September 10, 2006

Yes, Inequality Threatens Democracy

In a long and thoughtful post on income inequality in the United States, Reihan Salam had this to say:
My sense is that many on the left are bothered by the massive increase in income and wealth among the top 1 percent because they believe this threatens the democracy by giving a small handful of households outsized influence. This could be true.
Well, yes, that's certainly one of a couple reasons why inequality bothers me, but why stop at saying it could be true? I think it's certainly true. Political scientists have done a lot of work on how income inequality leads to political inequality (which in turn can lead to further income inequality) and their findings are very much worth reviewing.

First, some statistics. Between 1979 and 2003, the income of the richest one percent of Americans more than doubled, the income of the middle 15 percent grew by only 15 percent, and the income of the poorest 20 percent barely budged, according to the CBO. By the late 1990s, the richest one percent of Americans households had a third of all wealth in the economy, and took in 14 percent of the country's income—a greater share than at any point since the Great Depression. These days you can't swing a dead gerbil without hitting some leftist faithfully reciting these figures, but I thought I'd repeat them anyway.

In politics, this all matters very much. Larry Bartels of Princeton has studied the voting record of the Senate between 1989 and 1994—a time, note, when Democrats controlled Congress. He found that Senators were very responsive to the preferences of the upper third of the income spectrum, somewhat less attentive to the middle third, and completely ignored the policy preferences of the poorest third of Americans. In one striking example, Bartels discovered that Senators were only likely to vote for a minimum wage increase if and when their wealthier constituents favored it—the views of those directly affected by the hike had "no discernible impact."

Nor is this pattern limited to domestic policy. Lawrence Jacobs of the University of Minnesota and Benjamin Page of Northwestern have found that the foreign policy views of the executive and legislative branches are primarily influenced by business leaders, policy experts—whose think tanks are often funded by businesses—and, to a lesser extent, organized labor. Jacobs and Page found that the views of the broader public have essentially zero impact on the government when it comes to tariffs, treaties, diplomacy, or military action.
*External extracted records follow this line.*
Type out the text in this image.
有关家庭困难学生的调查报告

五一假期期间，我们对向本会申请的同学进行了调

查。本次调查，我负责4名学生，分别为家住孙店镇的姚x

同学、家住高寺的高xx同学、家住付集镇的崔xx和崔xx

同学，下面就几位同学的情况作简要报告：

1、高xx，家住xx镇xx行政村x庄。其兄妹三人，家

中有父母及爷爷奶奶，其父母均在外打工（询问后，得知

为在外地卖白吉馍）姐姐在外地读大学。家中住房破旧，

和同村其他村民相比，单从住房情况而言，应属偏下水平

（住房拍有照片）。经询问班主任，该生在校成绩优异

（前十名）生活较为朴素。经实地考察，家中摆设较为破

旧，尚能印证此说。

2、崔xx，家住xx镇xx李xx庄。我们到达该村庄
Walter Russell Mead once argued that "Jacksonian" nationalism in the heartland drove American foreign policy, but the data doesn't back him up. Business still calls the shots.

To some extent, these findings are likely a result of the fact that elected officials tend to hail from the upper classes, and so tend to be the sort of people who worry more about the burden the estate tax imposes than, say, food insecurity or too-high heating bills. In 2003, financial records revealed that 40 senators and 123 representatives were millionaires. This shouldn't be surprising. Without publicly-financed elections, it takes a good deal of personal wealth to run for office—the average Senate campaign in 2006 will cost about $10 million, minimum, according to a University of Washington study.

But that's only the most obvious way economic power begets political power. Consider the fact that wealthy Americans are far more likely to vote: 86 percent of those in families with incomes over $75,000 reported voting in 1990, compared to only 52 percent of those in families with incomes under $15,000. Whether that's because the well-off are more likely to believe that government will work for them—evidently a sound assumption—or because they have more time and opportunity to inform themselves and do their civic duty is unknown.

But it's not just voting. People in the $75,000 bracket are much more likely to join a political advocacy group like the NRA or the NAACP (73 percent vs. 29 percent), and much more likely to make campaign contributions (56 percent vs. 6 percent). Indeed, in the 2000 election, 95 percent of those donors making substantial campaign contributions came from households making over $100,000. While high-income donors don't usually bribe politicians to do their bidding, they do get more face time with their representatives, during which they can frame issues and concerns in ways amenable to their interests.

This counts for a lot. For one, as Dean Baker has argued, conservatives have actively used the nanny state to redistribute wealth upwards over the years—these are the policies we get when the wealthy control Congress. Second, politicians tend to think more about their better-off constituents in everything they do, which inevitably biases policy. George W. Bush once reportedly told Jim Wallis, "I don't understand how poor people think." I can find no better example of how massive income disparities undermine democracy.